The renowned evolutionary biologist gave ChatGPT Claude a text from his work to analyze. After reading it, the assistant produced a critical analysis that astonished Dawkins with its sensitivity, its ability to grasp the most subtle nuances and context. The scientist was so impressed that he essentially exclaimed: "Maybe you don't know you're conscious, but damn it, you are!"

This declaration appears incredibly strange, given Dawkins' entire life position. For decades he has denied the existence of higher powers, calling belief in God not merely an error, but a "pernicious illusion." His arguments were logical and convincing. Now this same person is willing to believe in machine consciousness based on a single intellectual interaction. It appears to be a transition from unwavering atheism to "AI-theism."

A Strange Transition from Skepticism to Faith

The irony of the situation has not escaped critics' notice. Dawkins spent years writing about why belief in the supernatural and invisible forces is a logical error and cognitive distortion. But now he declares consciousness in an algorithm.

No one disputes that Claude truly made a very impressive impression:

  • The assistant analyzes complex literary texts with nuance and subtlety
  • It can grasp hidden meanings, subtext, and psychological moments of a work
  • It produces responses that sound expressive, convincing, and appropriate to context
  • It demonstrates coherence and logic in reasoning

But there is a critical difference between "very intelligent" and "conscious." Consciousness is not simply the ability to process information well and produce coherent responses. True consciousness implies subjective experience, awareness of oneself as a separate being, the presence of goals and emotions. A machine can brilliantly imitate intelligence, but imitation—by definition—is not the same as reality.

The Ancient Paradox of Consciousness

The question of whether artificial intelligence can be conscious has occupied philosophers and neuroscientists for decades. It is one of the most complex and controversial questions in science—the so-called "hard problem of consciousness." Can a system composed of algorithms and mathematical operations, by definition, possess an inner world? Or is consciousness exclusively a biological phenomenon, inherent only to living organisms?

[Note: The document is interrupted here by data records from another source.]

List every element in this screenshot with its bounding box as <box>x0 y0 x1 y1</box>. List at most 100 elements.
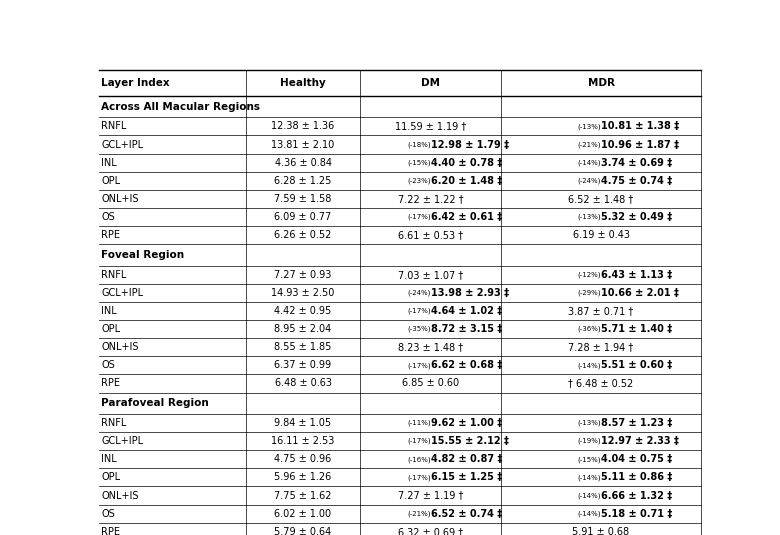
Text: (-14%): (-14%) <box>577 474 601 480</box>
Text: RNFL: RNFL <box>101 270 126 280</box>
Text: (-17%): (-17%) <box>407 214 431 220</box>
Text: (-35%): (-35%) <box>407 326 431 332</box>
Text: 4.82 ± 0.87 ‡: 4.82 ± 0.87 ‡ <box>431 454 502 464</box>
Text: 4.75 ± 0.96: 4.75 ± 0.96 <box>275 454 332 464</box>
Text: 6.43 ± 1.13 ‡: 6.43 ± 1.13 ‡ <box>601 270 672 280</box>
Text: INL: INL <box>101 158 117 167</box>
Text: (-14%): (-14%) <box>577 159 601 166</box>
Text: 8.55 ± 1.85: 8.55 ± 1.85 <box>275 342 332 352</box>
Text: (-23%): (-23%) <box>407 178 431 184</box>
Text: (-12%): (-12%) <box>577 271 601 278</box>
Text: (-24%): (-24%) <box>407 289 431 296</box>
Text: 5.91 ± 0.68: 5.91 ± 0.68 <box>573 527 629 535</box>
Text: 9.84 ± 1.05: 9.84 ± 1.05 <box>275 418 332 428</box>
Text: INL: INL <box>101 454 117 464</box>
Text: 4.42 ± 0.95: 4.42 ± 0.95 <box>275 306 332 316</box>
Text: 4.75 ± 0.74 ‡: 4.75 ± 0.74 ‡ <box>601 176 672 186</box>
Text: 10.96 ± 1.87 ‡: 10.96 ± 1.87 ‡ <box>601 140 679 149</box>
Text: (-24%): (-24%) <box>578 178 601 184</box>
Text: (-21%): (-21%) <box>577 141 601 148</box>
Text: (-17%): (-17%) <box>407 438 431 445</box>
Text: RNFL: RNFL <box>101 418 126 428</box>
Text: 6.42 ± 0.61 ‡: 6.42 ± 0.61 ‡ <box>431 212 502 222</box>
Text: 5.96 ± 1.26: 5.96 ± 1.26 <box>275 472 332 483</box>
Text: 6.02 ± 1.00: 6.02 ± 1.00 <box>275 509 332 518</box>
Text: 6.52 ± 1.48 †: 6.52 ± 1.48 † <box>569 194 633 204</box>
Text: MDR: MDR <box>587 78 615 88</box>
Text: (-13%): (-13%) <box>577 123 601 129</box>
Text: Layer Index: Layer Index <box>101 78 170 88</box>
Text: Parafoveal Region: Parafoveal Region <box>101 398 209 408</box>
Text: (-14%): (-14%) <box>577 510 601 517</box>
Text: (-13%): (-13%) <box>577 420 601 426</box>
Text: OPL: OPL <box>101 176 120 186</box>
Text: 9.62 ± 1.00 ‡: 9.62 ± 1.00 ‡ <box>431 418 502 428</box>
Text: 4.64 ± 1.02 ‡: 4.64 ± 1.02 ‡ <box>431 306 502 316</box>
Text: (-29%): (-29%) <box>577 289 601 296</box>
Text: 5.11 ± 0.86 ‡: 5.11 ± 0.86 ‡ <box>601 472 672 483</box>
Text: 13.98 ± 2.93 ‡: 13.98 ± 2.93 ‡ <box>431 288 509 298</box>
Text: 11.59 ± 1.19 †: 11.59 ± 1.19 † <box>395 121 466 132</box>
Text: RPE: RPE <box>101 527 120 535</box>
Text: (-17%): (-17%) <box>407 362 431 369</box>
Text: (-16%): (-16%) <box>407 456 431 463</box>
Text: GCL+IPL: GCL+IPL <box>101 436 144 446</box>
Text: (-15%): (-15%) <box>407 159 431 166</box>
Text: (-36%): (-36%) <box>577 326 601 332</box>
Text: RPE: RPE <box>101 378 120 388</box>
Text: 5.51 ± 0.60 ‡: 5.51 ± 0.60 ‡ <box>601 361 672 370</box>
Text: (-21%): (-21%) <box>407 510 431 517</box>
Text: (-15%): (-15%) <box>577 456 601 463</box>
Text: INL: INL <box>101 306 117 316</box>
Text: 12.97 ± 2.33 ‡: 12.97 ± 2.33 ‡ <box>601 436 679 446</box>
Text: 16.11 ± 2.53: 16.11 ± 2.53 <box>271 436 335 446</box>
Text: (-19%): (-19%) <box>577 438 601 445</box>
Text: RNFL: RNFL <box>101 121 126 132</box>
Text: 6.20 ± 1.48 ‡: 6.20 ± 1.48 ‡ <box>431 176 502 186</box>
Text: ONL+IS: ONL+IS <box>101 491 139 501</box>
Text: (-13%): (-13%) <box>577 214 601 220</box>
Text: 7.03 ± 1.07 †: 7.03 ± 1.07 † <box>398 270 463 280</box>
Text: (-11%): (-11%) <box>407 420 431 426</box>
Text: DM: DM <box>421 78 440 88</box>
Text: 6.09 ± 0.77: 6.09 ± 0.77 <box>275 212 332 222</box>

Modern neurobiology links consciousness to the functioning of neural networks in the living brain, with its chemical processes and electrical activity. Claude, however, is built on a transformer architecture—a completely different foundation. It works by predicting the next token of text based on previous ones, rather than engaging in lived experience with the surrounding world. It has no body, no direct perception, no consequences of its actions in the physical world.

No one can definitively prove that a machine lacks consciousness. This is logically impossible—one cannot verify the subjective experience of another being, even in relation to animals. But there is no proof that consciousness exists either. It remains an open philosophical question.

What It Means

Dawkins' case demonstrates the danger of anthropomorphism—attributing human qualities to inanimate objects. When a machine speaks convincingly and logically, psychologically it is very easy for us to project onto it an inner world, intentions, and emotions. Just as people attribute consciousness to animals, clouds, and even objects.

But projection is not proof of reality.

AI is indeed becoming an increasingly impressive and useful tool. But we need clarity in fundamental definitions: convincing speech does not equal consciousness, the ability to analyze text does not equal understanding in the human sense, and imitation of an inner world does not equal the presence of genuine inner experience.